For more information on Lori and her work, please see her website, check out her online school, WriteScout., or connect with her on Facebook, LinkedIn, and Twitter.


Fatal Obsession: A Crime Thriller (Widow’s Web Book 2): Sophie Kendrick is faced with a horrible decision: save her husband or save her unborn child. As a woman, there’s only one choice to make. The subject of a secret medical experiment, the child Sophie Kendrick is carrying may be a mutant or a miracle. And Marcus Chaney will stop at nothing to get the research that flows within that baby’s veins.

From a cabin nestled in the Great Smoky Mountains to the Parkway in Gatlinburg, to the Technology Corridor of eastern Tennessee, Sophie runs for her life while Chaney’s goons nip at her heels, threatening to snatch her baby at every turn. She can trust no one. Her survival depends on her and her alone.

Will Sophie be able to escape Marcus Chaney’s grasp and save her child?

Available at Amazon.

Fatal Impulse: A Crime Thriller (Widow’s Web Book 1): Andi seems to be on top of the world – with a charming husband and a beautiful home. But one night on their way home after a charity event, Chad lashes out at his wife – and, for the first time, she strikes back. Chad’s body is dashed on the rocks below, while Andi is left in the driving rain, staring down into the inky darkness of the Atlantic Ocean. The community pulls together to support the grieving widow, unaware that the local sheriff has his own suspicions about what happened.

In her new role as widow, Andi struggles to regain her footing under the scrutiny of a determined detective, even as she questions herself what happened that fateful night. The stranglehold of Chad’s abuse continues to drag her down while she attempts to start a new life. After so many years of physical and emotional abuse, she’s broken – terrified of being alone, desperate for the safety of a relationship . . . no matter how self-destructive it might be. She discovers her husband led a secret life, one that threatens to destroy her even after his death.

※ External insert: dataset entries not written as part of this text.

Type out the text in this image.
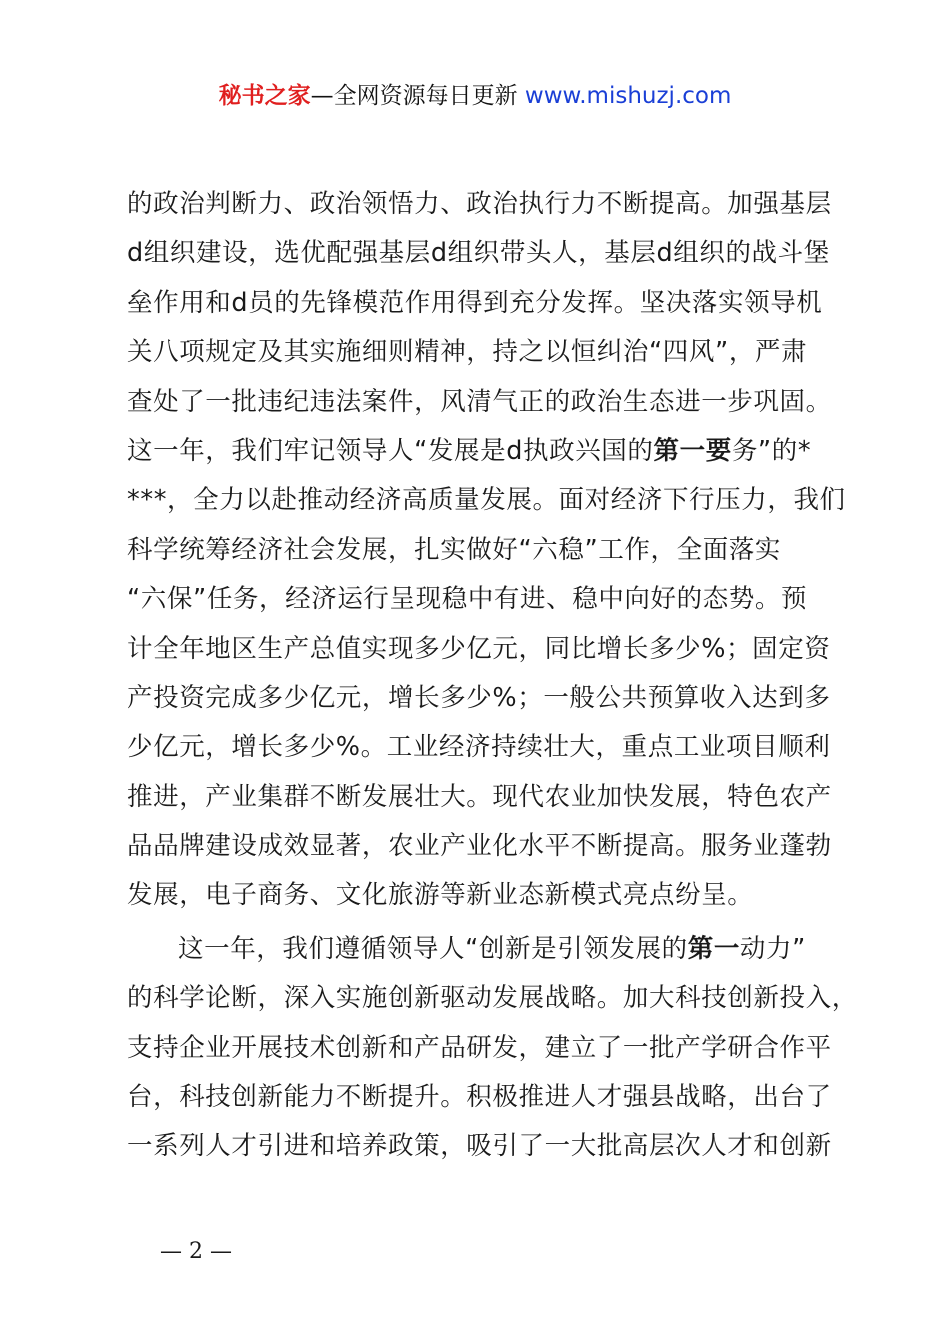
秘书之家—全网资源每日更新 www.mishuzj.com
的政治判断力、政治领悟力、政治执行力不断提高。加强基层
d组织建设，选优配强基层d组织带头人，基层d组织的战斗堡
垒作用和d员的先锋模范作用得到充分发挥。坚决落实领导机
关八项规定及其实施细则精神，持之以恒纠治“四风”，严肃
查处了一批违纪违法案件，风清气正的政治生态进一步巩固。
这一年，我们牢记领导人“发展是d执政兴国的第一要务”的*
***，全力以赴推动经济高质量发展。面对经济下行压力，我们
科学统筹经济社会发展，扎实做好“六稳”工作，全面落实
“六保”任务，经济运行呈现稳中有进、稳中向好的态势。预
计全年地区生产总值实现多少亿元，同比增长多少%；固定资
产投资完成多少亿元，增长多少%；一般公共预算收入达到多
少亿元，增长多少%。工业经济持续壮大，重点工业项目顺利
推进，产业集群不断发展壮大。现代农业加快发展，特色农产
品品牌建设成效显著，农业产业化水平不断提高。服务业蓬勃
发展，电子商务、文化旅游等新业态新模式亮点纷呈。
这一年，我们遵循领导人“创新是引领发展的第一动力”
的科学论断，深入实施创新驱动发展战略。加大科技创新投入，
支持企业开展技术创新和产品研发，建立了一批产学研合作平
台，科技创新能力不断提升。积极推进人才强县战略，出台了
一系列人才引进和培养政策，吸引了一大批高层次人才和创新
— 2 —
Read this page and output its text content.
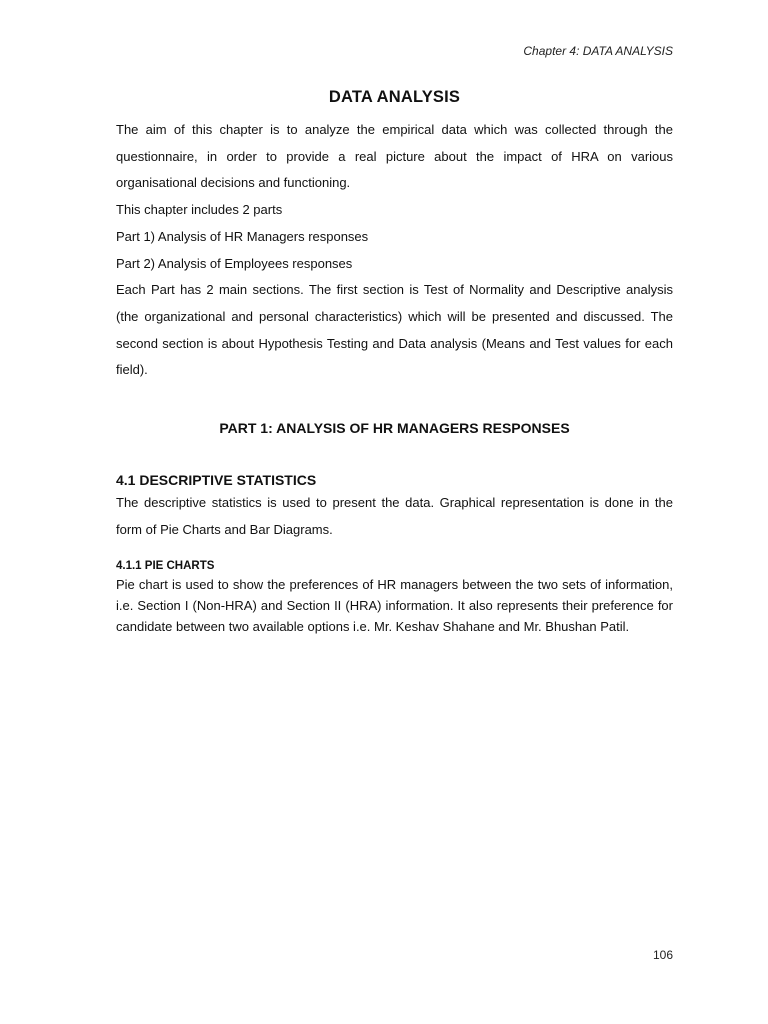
Chapter 4: DATA ANALYSIS
DATA ANALYSIS

The aim of this chapter is to analyze the empirical data which was collected through the questionnaire, in order to provide a real picture about the impact of HRA on various organisational decisions and functioning.

This chapter includes 2 parts
Part 1) Analysis of HR Managers responses
Part 2) Analysis of Employees responses

Each Part has 2 main sections. The first section is Test of Normality and Descriptive analysis (the organizational and personal characteristics) which will be presented and discussed. The second section is about Hypothesis Testing and Data analysis (Means and Test values for each field).

PART 1: ANALYSIS OF HR MANAGERS RESPONSES
4.1 DESCRIPTIVE STATISTICS

The descriptive statistics is used to present the data. Graphical representation is done in the form of Pie Charts and Bar Diagrams.

4.1.1 PIE CHARTS

Pie chart is used to show the preferences of HR managers between the two sets of information, i.e. Section I (Non-HRA) and Section II (HRA) information. It also represents their preference for candidate between two available options i.e. Mr. Keshav Shahane and Mr. Bhushan Patil.

106
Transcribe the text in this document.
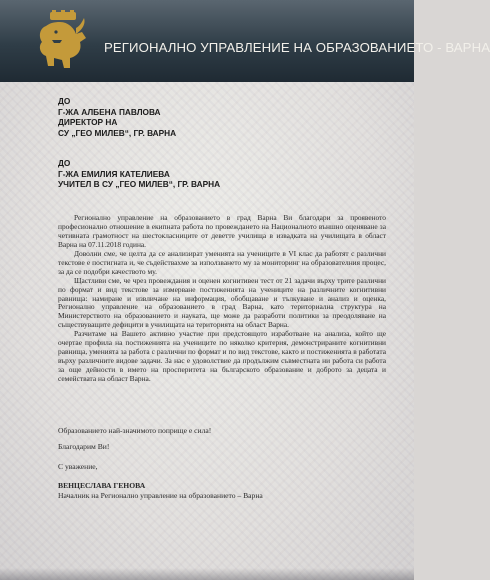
РЕГИОНАЛНО УПРАВЛЕНИЕ НА ОБРАЗОВАНИЕТО - ВАРНА
ДО
Г-ЖА АЛБЕНА ПАВЛОВА
ДИРЕКТОР НА
СУ „ГЕО МИЛЕВ“, ГР. ВАРНА
ДО
Г-ЖА ЕМИЛИЯ КАТЕЛИЕВА
УЧИТЕЛ В СУ „ГЕО МИЛЕВ“, ГР. ВАРНА

Регионално управление на образованието в град Варна Ви благодари за проявеното професионално отношение в екипната работа по провеждането на Националното външно оценяване за четивната грамотност на шестокласниците от деветте училища в извадката на училищата в област Варна на 07.11.2018 година.

Доволни сме, че целта да се анализират уменията на учениците в VI клас да работят с различни текстове е постигната и, че съдействахме за използването му за мониторинг на образователния процес, за да се подобри качеството му.

Щастливи сме, че чрез провеждания и оценен когнитивен тест от 21 задачи върху трите различни по формат и вид текстове за измерване постиженията на учениците на различните когнитивни равнища: намиране и извличане на информация, обобщаване и тълкуване и анализ и оценка, Регионално управление на образованието в град Варна, като териториална структура на Министерството на образованието и науката, ще може да разработи политики за преодоляване на съществуващите дефицити в училищата на територията на област Варна.

Разчитаме на Вашето активно участие при предстоящото изработване на анализа, който ще очертае профила на постиженията на учениците по няколко критерия, демонстрираните когнитивни равнища, уменията за работа с различни по формат и по вид текстове, както и постиженията в работата върху различните видове задачи. За нас е удоволствие да продължим съвместната ни работа си работа за още дейности в името на просперитета на българското образование и доброто за децата и семействата на област Варна.

Образованието най-значимото поприще е сила!
Благодарим Ви!
С уважение,
ВЕНЦЕСЛАВА ГЕНОВА
Началник на Регионално управление на образованието – Варна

As Andi unravels the threads of Chad’s deception, she finds herself caught up in the web he designed to ensnare her – fighting for her life.

Available at Amazon.

4 Comments

  1. Great post! I sure can identify with the bit about self-doubt. Every day I have to convince myself to keep writing, to trust that all my cobbled together words will make sense in the end. It is so good to know there are other writers who struggle with self-doubt and go on to win honors like Rone nominations! Congratulations, Lori!

    1. Thanks, Carolyn! I’ve read your books and know what a good writer you are, so your encouragement means a lot to me! Keep writing and squash that self-doubt!

  2. Great interview. I personally know Lori, and I can hear her passion for writing when she talks. I have read her books, and have found them entertaining, which is why I read. It is a pity that the first publisher hasn’t kept up his end of the bargain by paying her the royalties she is due. Keep up the good work, Lori; and hope another book will be published soon.